Pemerintah Indonesia
telah berkomitmen bahwa upaya peningkatan sumber daya manusia (SDM) merupakan
hal yang niscaya dan seharusnya menjadi prioritas utama dalam pembangunan
bangsa. Perlunya peningkatan SDM tersebut, terutama karena rendahnya tingkat
kualitas manusia Indonesia
sebagaimana terbaca dalam laporan resmi badan dunia UNDP.
UNDP melalui Human
Development Report tahun 2002 melaporkan tingkat kemajuan manusia di
seluruh dunia. Ukuran kemajuan ini didasarkan pada penilaian terhadap tiga
variable utama, yaitu tingkat kesehatan dan usia hidup manusia (long and
healthy life); pengetahuan (knowledge) dan kelayakan standard hidup
manusia (a decent standard of living).
Untuk tingkat Asia dijumpai laporan berikut. Human Development
Index (HDI) tahun 2010 Indonesia
menduduki peringkat ke-109 dengan nilai akumulatif 0,688. China 0,762 (peringkat ke-96), Filipina 0,754
(peringkat ke-77), Thailand
0,752 (peringkat ke-70), Malaysia ,
0,782 (peringkat ke-59), Brunei Darussalam 0,856 (peringkat ke-32), Singapura
0,885 (peringkat ke-25), Jepang 0,933 (peringkat ke-9). Laporan tersebut
seharusnya membuka mata kita untuk mengakui secara jujur bahwa di tingkat Asia
saja Indonesia
berada pada urutan 109, hanya setingkat di atas negara-negara Afrika yang
miskin dan dilanda perang.
Sementara itu, dilaporkan
pula bahwa perkembangan ilmu pengetahuan dan teknologi selama 200 tahun
terakhir mengalami kemajuan sangat cepat, bahkan lebih cepat dari apa yang
pernah diprediksikan para pakar. Perkembangan iptek 200 tahun belakangan
ternyata jauh lebih cepat dari perkembangan iptek 2000 tahun sebelumnya. Tentu
saja perubahan ini berdampak besar terhadap pola perilaku manusia, termasuk di
dalamnya perilaku sosial keagamaan mereka. Umat Islam harus merespon perubahan tersebut melalui
pendidikan.
Mengapa pendidikan?
Sebab, pendidikan merupakan bentuk investasi atau penanaman modal untuk suatu
bangsa yang amat penting. Di antara semua bentuk investasi yang dilakukan suatu
bangsa, pendidikan yang baik dan profesional merupakan investasi yang paling
penting, paling produktif dan paling menjanjikan. Karena itu sudah sangat
sewajarnya jika pendidikan diposisikan pada puncak skala prioritas pembangunan
bangsa dan negara.
Untuk merealisasikan hal
ini tentu dibutuhkan kemauan politik yang kuat dari para pimpinan negara,
terlebih lagi karena pendidikan merupakan jenis investasi jangka panjang.

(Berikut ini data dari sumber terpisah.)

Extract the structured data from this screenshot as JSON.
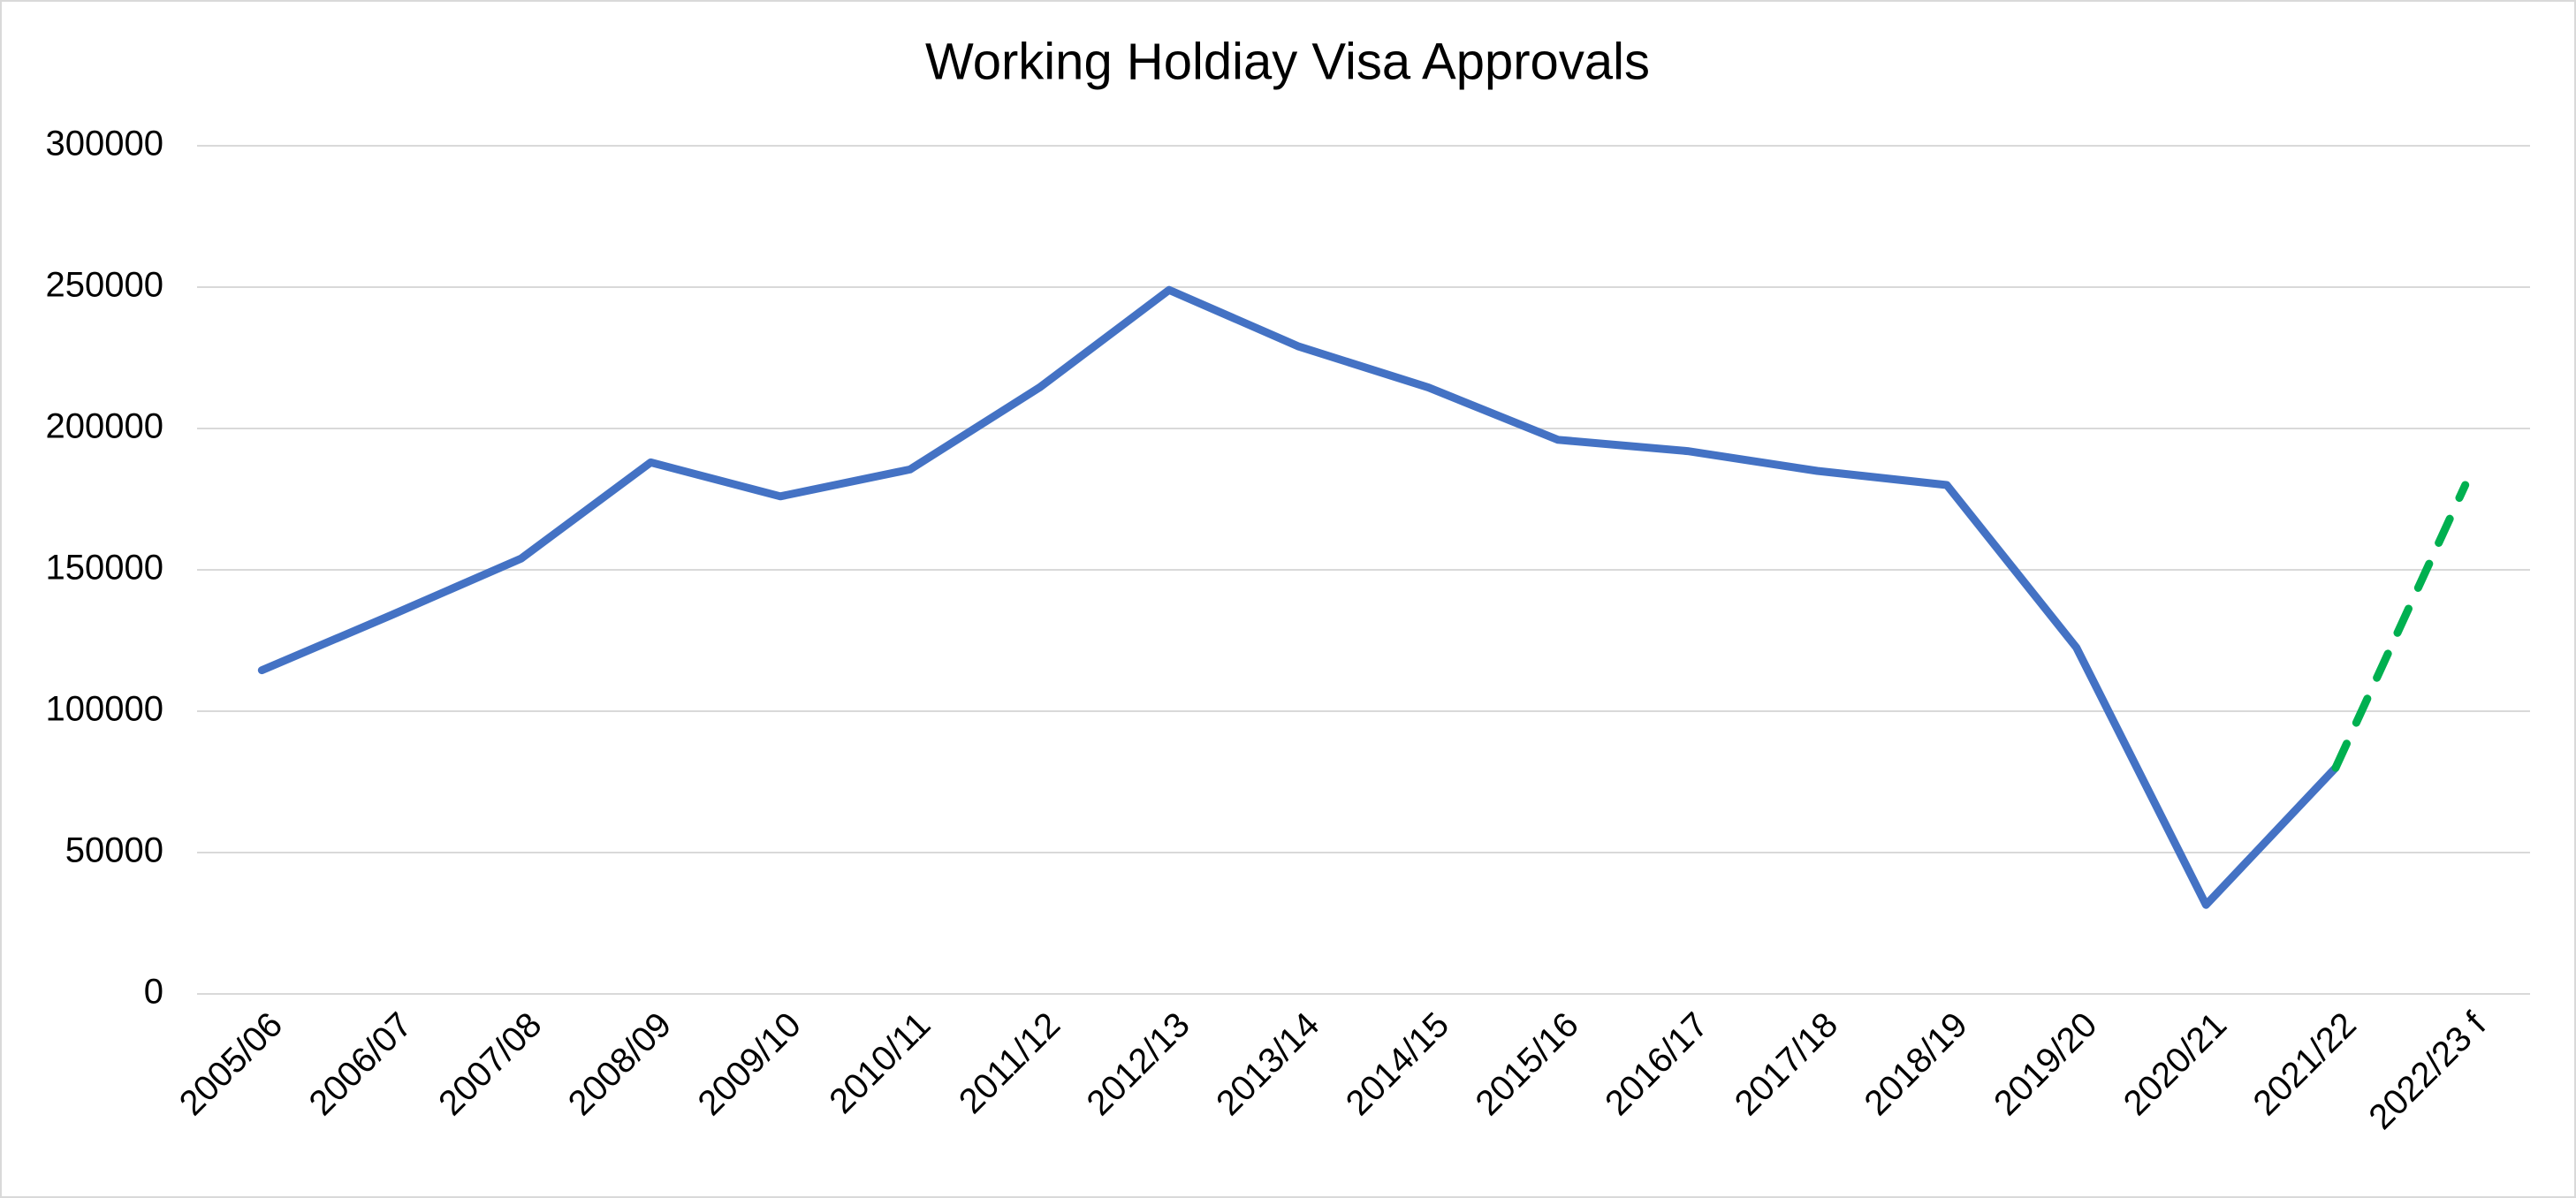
{
  "chart_data": {
    "type": "line",
    "title": "Working Holdiay Visa Approvals",
    "categories": [
      "2005/06",
      "2006/07",
      "2007/08",
      "2008/09",
      "2009/10",
      "2010/11",
      "2011/12",
      "2012/13",
      "2013/14",
      "2014/15",
      "2015/16",
      "2016/17",
      "2017/18",
      "2018/19",
      "2019/20",
      "2020/21",
      "2021/22",
      "2022/23 f"
    ],
    "series": [
      {
        "color": "#4472c4",
        "dash": false,
        "values": [
          114500,
          134000,
          154000,
          188000,
          176000,
          185500,
          214500,
          249000,
          229000,
          214500,
          196000,
          192000,
          185000,
          180000,
          122500,
          31500,
          80000,
          null
        ]
      },
      {
        "color": "#00b050",
        "dash": true,
        "values": [
          null,
          null,
          null,
          null,
          null,
          null,
          null,
          null,
          null,
          null,
          null,
          null,
          null,
          null,
          null,
          null,
          80000,
          180000
        ]
      }
    ],
    "ylim": [
      0,
      300000
    ],
    "yticks": [
      0,
      50000,
      100000,
      150000,
      200000,
      250000,
      300000
    ],
    "grid": true
  }
}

Rata-rata hasil pembangunan bidang pendidikan baru terlihat setelah suatu
jangka waktu tertentu, umumnya setelah 20 tahun atau satu generasi. Itulah
tantangannya sehingga investasi di bidang pendidikan ini sering tidak menarik
kalangan investor yang ingin cepat-cepat meraih keuntungan.
Evaluasi dari sejumlah
negara menjelaskan, keberhasilan pendidikan hanya dapat dicapai melalui kerja
keras, kesabaran, keuletan, dan kegigihan dari semua elemen masyarakat,
termasuk ketabahan menunda berbagai harapan kesenangan. Tidak ada yang instant
dalam perjuangan. Sekedar catatan, bahwa Indonesia tercatat sebagai negara
yang paling rendah menginvestasikan diri dalam pendidikan.
Pendidikan pada dasarnya
adalah suatu usaha sadar yang sengaja dikemas untuk mempersiapkan manusia agar
mampu memecahkan pelbagai problem sosial yang dihadapinya sehari-hari sehingga
pada gilirannya nanti mereka berhasil hidup di zamannya dengan penuh tanggung
jawab. Dengan demikian, institusi pendidikan menempati posisi yang amat
strategis dalam menghadapi perubahan-perubahan dalam masyarakat akibat kemajuan
iptek dan tuntutan dinamika manusia.
Mengapa pendidikan sangat
relevan dalam upaya-upaya peningkatan SDM suatu bangsa? Sebab, ada ungkapan
populer, knowledge is power (ilmu pengetahuan adalah kekuatan). Pendidikan
yang berhasil merupakan sumber energi yang luar biasa bagi masyarakat, bangsa
dan negara. Keberhasilan suatu bangsa atau negara diukur salah satunya dari
unsur keterdidikan masyarakatnya. Semakin tinggi tingkat keterdidikan suatu
bangsa semakin tinggi pula tingkat kualitas hidup bangsa tersebut.
Pendidikan memiliki
paling sedikit dua macam dampak posistif. Pertama, meningkatkan kemampuan
kerja manusia dengan keahlian dan profesionalisme. Pendidikan membekali manusia
dengan sejumlah keahlian dan profesionalisme sesuai dengan tujuan pendidikan
itu sendiri menurut bidang-bidang yang dikembangkan, seperti manajemen,
kesehatan, pertanian, keguruan, dan teknologi. Kedua, pendidikan mempunyai
dampak besar dalam upaya peningkatan kemajuan berpikir dan bertindak rasional.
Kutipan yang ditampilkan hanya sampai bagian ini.